Jarak tempuh itu bukan alasan yang bagus untuk diangkat di dalam artikel yang bertujuan membahas pendekatan taktik kedua tim, tapi mau tidak mau mempengaruhi kebugaran para pemain Denmark. Hjulmand harus mengganti Janik Vestergaard, Andreas Christensen, dan Thomas Delaney karena cedera otot. Praktis Denmark berjuang sekuat tenaga untuk tidak kebobolan banyak menghadapi Inggris yang didukung seisi stadion.

“Saya yakin kami akan meraih hasil positif, tapi saya juga sadar akan mengadapi pertempuran yang berbeda dari biasanya. Denmark tidak banyak diperhitungkan secara tim, padahal mereka sangat merepotkan kami.”

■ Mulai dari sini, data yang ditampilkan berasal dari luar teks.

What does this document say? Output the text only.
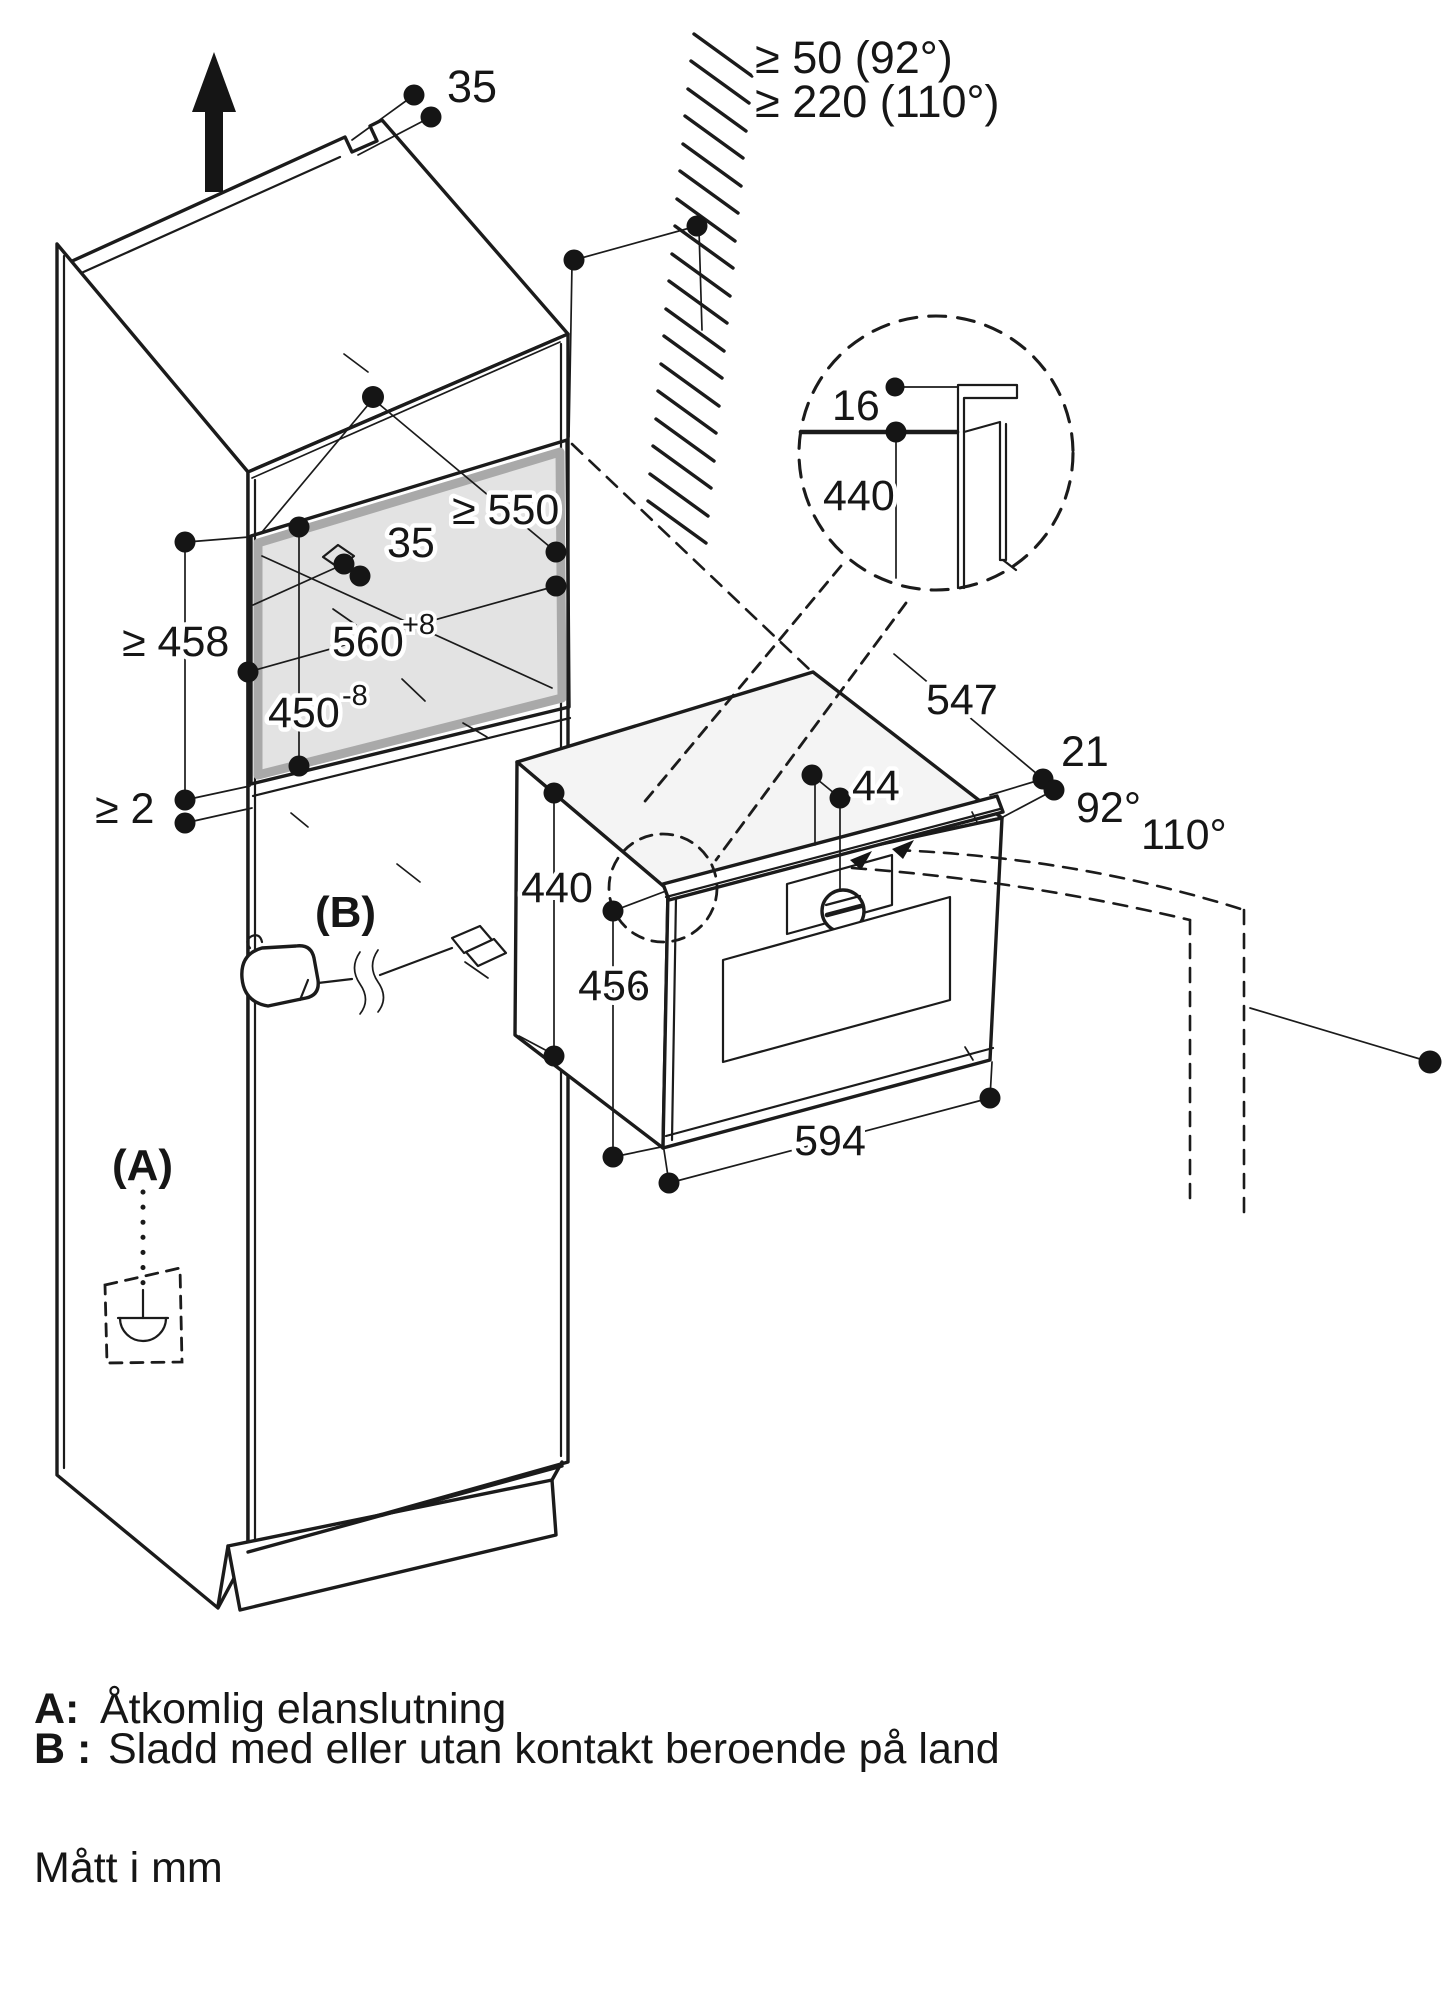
35
≥ 50 (92°)
≥ 220 (110°)
16
440
≥ 550
35
560
+8
450 -8
≥ 458
≥ 2
440
456
594
44
547
21
92°
110°
(B)
(A)
A: Åtkomlig elanslutning
B : Sladd med eller utan kontakt beroende på land
Mått i mm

Gareth Southgate, usai pertandingan

Southgate Menolak “Bercermin”

Berbeda dengan laga melawan Jerman, Southgate tidak melakukan mirroring taktik sama sekali. Pilihan ini mungkin bisa dipertanyakan sampai mereka menyamakan kedudukan. Dalam formasi 4-2-3-1 melawan 3-4-3, Inggris kalah jumlah pemain di mana-mana. Saat menyerang, mencoba merangsek lewat sayap, dan saat mengadang serbuan Denmark. Peluang bersih sulit dilakukan, begitu pun juga dengan ruang untuk melepas tembakan. Satu-satunya harapan Inggris adalah lewat pergerakan Raheem Sterling, yang condong memotong jalur (cut inside), atau melalui set piece. Posisi yang ditinggalkan Sterling biasanya ditutup oleh Mason Mount.

Sementara, taktik Denmark adalah jalur langsung ke depan karena mereka pun sulit bergerak melalui sayap karena double cover yang dilakukan pemain Inggris. Joakim Maehle harus berhadapan dengan Saka, dan setelahnya Kyle Walker; sedangkan Jens Styger Larsen diadang Sterling atau Mason Mount serta Luke Shaw. Peluang Denmark didapat oleh keterampilan Kasper Dolberg memutar badan sehingga dapat menciptakan ruang dan waktu. Kebolehan itu membuat Mikkel Damsgaard atau Larsen bisa mengincar sisi buta para bek Inggris.

Adu Set Piece

Adu kebolehan set piece juga menjadi kunci pada pertandingan ini. Bukan rahasia lagi kalau baik Inggris maupun Denmark punya menu khusus situasi bola mati dalam sesi latihan masing-masing. Denmark mencetak gol melalui tendangan penjuru ketika mengalahkan Republik Ceko, sedangkan Inggris mengobrak-abrik pertahanan Ukraina dengan menciptakan dua gol melalui skema ini.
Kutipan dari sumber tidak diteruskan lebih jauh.